The federal government’s outdated programs that lease public land for fossil fuel extraction are a subsidy for climate pollution, as has been noted before by green groups, think tanks, and Grist writers. Selling leases to mine coal or drill for oil or gas at below-market rates encourages more consumption of those fossil fuels by lowering their prices. That’s precisely the opposite of what we should be doing, of course, which is making fossil fuels more expensive to encourage a shift to cleaner alternatives.
Over the past year, climate activists have launched campaigns aimed at abolishing these fossil fuel leasing programs, or at least reforming them. Now Greenpeace is trying a new approach to that end: In a report called “Corporate Welfare for Coal,” released Thursday, the group calls out the corporate welfare kings by name. These aren’t ma-and-pa coal mining operations getting a helping hand from Uncle Sam. It’s the biggest coal companies in the country that are the most dependent on dirt-cheap federal coal.

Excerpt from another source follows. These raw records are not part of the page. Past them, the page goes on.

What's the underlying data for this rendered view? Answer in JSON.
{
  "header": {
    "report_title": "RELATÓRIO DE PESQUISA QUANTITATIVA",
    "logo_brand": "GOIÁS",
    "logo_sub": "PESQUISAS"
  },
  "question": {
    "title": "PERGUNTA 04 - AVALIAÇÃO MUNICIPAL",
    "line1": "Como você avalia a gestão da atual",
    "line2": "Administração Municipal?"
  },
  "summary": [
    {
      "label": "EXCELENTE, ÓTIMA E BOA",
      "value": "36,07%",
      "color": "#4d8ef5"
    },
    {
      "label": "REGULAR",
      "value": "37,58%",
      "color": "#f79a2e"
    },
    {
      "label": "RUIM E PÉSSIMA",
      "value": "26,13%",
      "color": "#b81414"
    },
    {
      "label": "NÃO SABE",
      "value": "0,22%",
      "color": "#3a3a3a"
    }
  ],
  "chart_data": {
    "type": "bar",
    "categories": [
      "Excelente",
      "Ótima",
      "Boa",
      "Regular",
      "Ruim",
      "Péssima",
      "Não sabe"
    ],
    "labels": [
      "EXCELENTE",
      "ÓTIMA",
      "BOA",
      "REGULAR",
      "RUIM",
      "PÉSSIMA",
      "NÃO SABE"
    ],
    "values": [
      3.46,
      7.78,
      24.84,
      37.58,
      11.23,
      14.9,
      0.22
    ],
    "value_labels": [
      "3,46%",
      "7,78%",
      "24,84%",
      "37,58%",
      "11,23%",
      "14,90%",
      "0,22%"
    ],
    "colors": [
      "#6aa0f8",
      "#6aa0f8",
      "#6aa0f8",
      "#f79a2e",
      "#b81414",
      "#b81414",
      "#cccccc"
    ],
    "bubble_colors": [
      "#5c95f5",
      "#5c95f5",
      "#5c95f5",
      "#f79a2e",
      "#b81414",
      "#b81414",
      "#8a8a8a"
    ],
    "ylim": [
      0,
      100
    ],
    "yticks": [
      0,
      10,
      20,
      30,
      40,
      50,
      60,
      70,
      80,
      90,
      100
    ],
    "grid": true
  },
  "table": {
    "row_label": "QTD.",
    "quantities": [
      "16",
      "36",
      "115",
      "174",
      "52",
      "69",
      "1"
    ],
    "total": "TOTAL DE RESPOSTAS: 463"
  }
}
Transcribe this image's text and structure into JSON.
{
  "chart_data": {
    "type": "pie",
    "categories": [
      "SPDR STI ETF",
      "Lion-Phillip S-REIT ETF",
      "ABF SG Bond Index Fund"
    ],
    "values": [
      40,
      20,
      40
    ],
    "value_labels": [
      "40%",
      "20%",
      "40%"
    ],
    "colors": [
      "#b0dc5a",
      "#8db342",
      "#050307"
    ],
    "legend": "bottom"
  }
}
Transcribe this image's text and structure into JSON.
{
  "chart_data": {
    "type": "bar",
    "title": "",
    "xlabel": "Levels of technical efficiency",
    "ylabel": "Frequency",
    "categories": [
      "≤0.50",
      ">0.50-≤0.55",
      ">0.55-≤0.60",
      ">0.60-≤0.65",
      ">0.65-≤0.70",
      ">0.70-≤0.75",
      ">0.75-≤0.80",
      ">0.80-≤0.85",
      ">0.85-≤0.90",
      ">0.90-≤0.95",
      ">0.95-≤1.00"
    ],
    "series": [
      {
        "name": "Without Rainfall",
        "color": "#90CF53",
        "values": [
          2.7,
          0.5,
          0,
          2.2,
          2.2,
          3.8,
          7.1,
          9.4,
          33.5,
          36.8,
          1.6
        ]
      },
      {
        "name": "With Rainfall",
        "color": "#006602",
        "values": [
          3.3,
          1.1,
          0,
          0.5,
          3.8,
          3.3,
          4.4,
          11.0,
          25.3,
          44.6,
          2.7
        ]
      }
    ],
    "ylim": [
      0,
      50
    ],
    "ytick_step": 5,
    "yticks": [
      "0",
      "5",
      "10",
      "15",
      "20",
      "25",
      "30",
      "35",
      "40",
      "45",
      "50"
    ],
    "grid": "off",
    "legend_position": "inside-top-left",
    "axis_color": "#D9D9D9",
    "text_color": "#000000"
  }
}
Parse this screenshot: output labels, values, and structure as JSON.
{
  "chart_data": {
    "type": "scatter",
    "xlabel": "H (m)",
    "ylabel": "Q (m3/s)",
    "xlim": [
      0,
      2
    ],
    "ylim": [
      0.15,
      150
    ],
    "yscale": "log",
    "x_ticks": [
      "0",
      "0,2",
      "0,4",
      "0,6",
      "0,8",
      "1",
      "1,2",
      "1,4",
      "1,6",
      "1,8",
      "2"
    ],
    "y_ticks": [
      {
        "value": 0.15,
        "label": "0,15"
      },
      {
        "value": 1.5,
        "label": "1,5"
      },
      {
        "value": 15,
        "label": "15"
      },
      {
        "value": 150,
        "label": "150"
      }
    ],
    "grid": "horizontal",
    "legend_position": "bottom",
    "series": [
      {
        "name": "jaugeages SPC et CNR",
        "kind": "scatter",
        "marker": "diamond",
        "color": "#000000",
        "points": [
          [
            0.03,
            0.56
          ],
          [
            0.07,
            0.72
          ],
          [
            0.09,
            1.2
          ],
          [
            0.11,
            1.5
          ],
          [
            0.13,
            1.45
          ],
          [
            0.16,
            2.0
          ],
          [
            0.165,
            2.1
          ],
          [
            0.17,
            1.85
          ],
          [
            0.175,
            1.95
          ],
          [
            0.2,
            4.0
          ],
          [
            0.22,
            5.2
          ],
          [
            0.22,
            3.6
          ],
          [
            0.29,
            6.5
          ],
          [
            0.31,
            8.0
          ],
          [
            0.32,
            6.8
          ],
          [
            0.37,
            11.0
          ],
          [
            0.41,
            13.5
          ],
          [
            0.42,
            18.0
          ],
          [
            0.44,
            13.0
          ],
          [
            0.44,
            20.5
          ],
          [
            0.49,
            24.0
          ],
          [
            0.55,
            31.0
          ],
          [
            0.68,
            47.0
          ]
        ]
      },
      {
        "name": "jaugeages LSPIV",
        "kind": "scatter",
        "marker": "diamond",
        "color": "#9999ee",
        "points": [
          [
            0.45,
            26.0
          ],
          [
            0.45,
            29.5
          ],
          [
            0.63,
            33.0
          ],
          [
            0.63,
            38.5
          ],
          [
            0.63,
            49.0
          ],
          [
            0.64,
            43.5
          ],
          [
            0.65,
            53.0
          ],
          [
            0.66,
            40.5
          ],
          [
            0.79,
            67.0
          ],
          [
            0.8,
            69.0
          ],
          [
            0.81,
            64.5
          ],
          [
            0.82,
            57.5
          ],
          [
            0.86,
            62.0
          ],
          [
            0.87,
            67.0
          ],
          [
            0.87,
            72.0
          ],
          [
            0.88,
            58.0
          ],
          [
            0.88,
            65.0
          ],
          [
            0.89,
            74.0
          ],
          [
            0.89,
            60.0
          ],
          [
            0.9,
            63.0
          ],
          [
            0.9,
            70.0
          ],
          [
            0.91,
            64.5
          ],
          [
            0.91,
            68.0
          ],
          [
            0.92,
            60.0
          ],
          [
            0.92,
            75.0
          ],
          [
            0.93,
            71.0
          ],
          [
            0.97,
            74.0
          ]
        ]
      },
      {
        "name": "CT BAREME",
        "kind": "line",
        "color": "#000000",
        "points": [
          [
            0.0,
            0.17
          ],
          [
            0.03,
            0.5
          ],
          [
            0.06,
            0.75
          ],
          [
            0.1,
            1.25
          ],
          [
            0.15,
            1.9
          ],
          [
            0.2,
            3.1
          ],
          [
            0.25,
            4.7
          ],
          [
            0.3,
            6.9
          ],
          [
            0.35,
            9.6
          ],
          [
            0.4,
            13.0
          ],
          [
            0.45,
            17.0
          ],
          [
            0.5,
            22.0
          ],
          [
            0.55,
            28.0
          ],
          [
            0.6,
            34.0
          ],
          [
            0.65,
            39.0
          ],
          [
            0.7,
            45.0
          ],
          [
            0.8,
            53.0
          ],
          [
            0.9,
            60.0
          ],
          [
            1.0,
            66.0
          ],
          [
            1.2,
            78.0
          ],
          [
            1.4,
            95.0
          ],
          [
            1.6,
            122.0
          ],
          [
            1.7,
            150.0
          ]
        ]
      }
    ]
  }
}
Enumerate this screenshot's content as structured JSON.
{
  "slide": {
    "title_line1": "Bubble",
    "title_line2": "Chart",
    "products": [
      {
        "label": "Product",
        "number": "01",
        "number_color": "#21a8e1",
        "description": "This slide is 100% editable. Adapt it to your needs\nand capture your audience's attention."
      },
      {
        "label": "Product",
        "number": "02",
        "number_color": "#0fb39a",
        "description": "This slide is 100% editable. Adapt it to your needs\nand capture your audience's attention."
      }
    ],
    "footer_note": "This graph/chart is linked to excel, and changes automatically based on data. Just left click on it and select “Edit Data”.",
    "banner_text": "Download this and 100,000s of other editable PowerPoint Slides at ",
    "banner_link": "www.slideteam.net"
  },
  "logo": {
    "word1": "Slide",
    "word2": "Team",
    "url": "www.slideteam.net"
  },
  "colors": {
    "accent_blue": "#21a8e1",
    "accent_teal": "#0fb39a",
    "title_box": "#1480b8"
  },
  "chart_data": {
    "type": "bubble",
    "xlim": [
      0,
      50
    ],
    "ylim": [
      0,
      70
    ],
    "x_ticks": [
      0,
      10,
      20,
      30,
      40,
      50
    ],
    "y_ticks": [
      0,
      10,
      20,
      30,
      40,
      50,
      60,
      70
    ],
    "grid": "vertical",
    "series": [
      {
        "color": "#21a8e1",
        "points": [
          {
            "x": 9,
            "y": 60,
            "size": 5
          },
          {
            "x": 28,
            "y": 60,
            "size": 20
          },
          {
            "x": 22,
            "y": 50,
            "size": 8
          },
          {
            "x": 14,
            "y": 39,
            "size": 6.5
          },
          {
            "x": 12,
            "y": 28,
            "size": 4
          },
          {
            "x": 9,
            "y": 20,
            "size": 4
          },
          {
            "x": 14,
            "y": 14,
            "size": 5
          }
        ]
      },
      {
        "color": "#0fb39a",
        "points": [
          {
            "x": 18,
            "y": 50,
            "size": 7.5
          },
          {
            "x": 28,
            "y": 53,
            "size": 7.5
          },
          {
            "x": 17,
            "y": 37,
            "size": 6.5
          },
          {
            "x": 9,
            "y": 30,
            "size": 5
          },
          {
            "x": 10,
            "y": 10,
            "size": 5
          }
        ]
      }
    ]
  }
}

“Three companies in particular dominate federal coal production: Peabody Energy, Arch Coal, and Cloud Peak Energy,” Greenpeace notes. “In part because of their access to subsidized federal coal, these companies have grown to become the three largest coal producers, accounting for about 40% of all the coal mined in the U.S. Federal coal accounted for 88% of Cloud Peak Energy’s total coal production, 83% of Arch Coal’s, and 68% of Peabody Energy’s total 2014 US coal production.” Even though the government keeps shoveling cheap coal into their coffers, declining demand, as utilities shift to natural gas and as renewables are rapidly deployed, has lead Arch to declare bankruptcy and Peabody to teeter on the brink.
In short, coal giants are getting most of their product from public land, under a program that loses money for the federal government. Instead of letting their industry die the natural death it deserves, we’re keeping the companies on publicly funded life support. So much for ruggedly independent capitalism; the coal industry is living off your tax dollars.
The report goes on to detail more obscure ways that federal coal is subsidized, such as the Department of Interior granting reductions in royalty rates to coal companies, and coal companies underestimating the amount of coal they will extract from leases, which lowers the sale price. All of these practices, not just the top-line price, need to be changed.
The Obama administration announced in January that it would reevaluate the coal leasing program with an eye to reforming it, apparently intending to charge at least market rates and perhaps even account for the social cost of carbon pollution. And while it considers those changes, it put a stop to selling new leases. But it’s unclear how far the reform efforts will go.
One of the challenges to fossil fuel leasing reform is its lack of political appeal. While government action to limit carbon emissions, such as the Clean Power Plan, polls well, so does domestic fossil fuel production. The average voter accepts climate science and wants a clean environment. But she worries most about the economy and national security. Hoping that unlimited access to cheap energy will power job growth, and wishing for the imaginary goal of fossil fuel–based “energy independence,” she supports policies such as offshore oil drilling.
Until about a year ago, President Obama’s energy policy catered to all of these contradictory impulses. He raised fuel efficiency standards in automobiles and regulated pollution from coal-fired power plants, while also opening new areas to offshore drilling and leaving the outdated fossil fuel leasing program unchanged. More recently, as he nears the end of his presidency, he has started to lean toward climate protection rather than fossil fuel development. But even the Department of Interior’s decision this week to remove the Atlantic Coast from offshore drilling came alongside decisions to keep the Arctic and the Gulf Coast open to oil and gas exploration. That probably reflects the fact that drilling is popular in Alaska and Gulf Coast states and unpopular along the Southeastern coast.
After all the hysteria on Fox News about Solyndra, you might think that the coal leasing program would draw some protest from conservatives. Don’t hold your breath waiting for it. While the Interior Department works on reforming coal leasing, Republicans and business interests are already attacking the move as part of a “war on coal.” When a halt to current leasing was announced in January, Sen. John Barrasso (R-Wyo.) wailed, “There seems to be no limit to the number of job-crushing regulations, executive orders and insults [Interior Secretary Sally Jewell] and President Obama will throw at America’s middle class.”
Greenpeace points the way toward a sharper-edged political attack on federal fossil fuel leasing programs. Voters may support dirty fuel extraction in general, but that doesn’t mean they want to subsidize it with their own tax dollars. Attacks on crony capitalism, in which corporations use their political influence to bilk the public, are proving especially effective this election cycle. Just ask Bernie Sanders, or even Donald Trump. If progressives and environmentalists frame coal leasing reform as cutting corporate welfare, it might be more broadly appealing.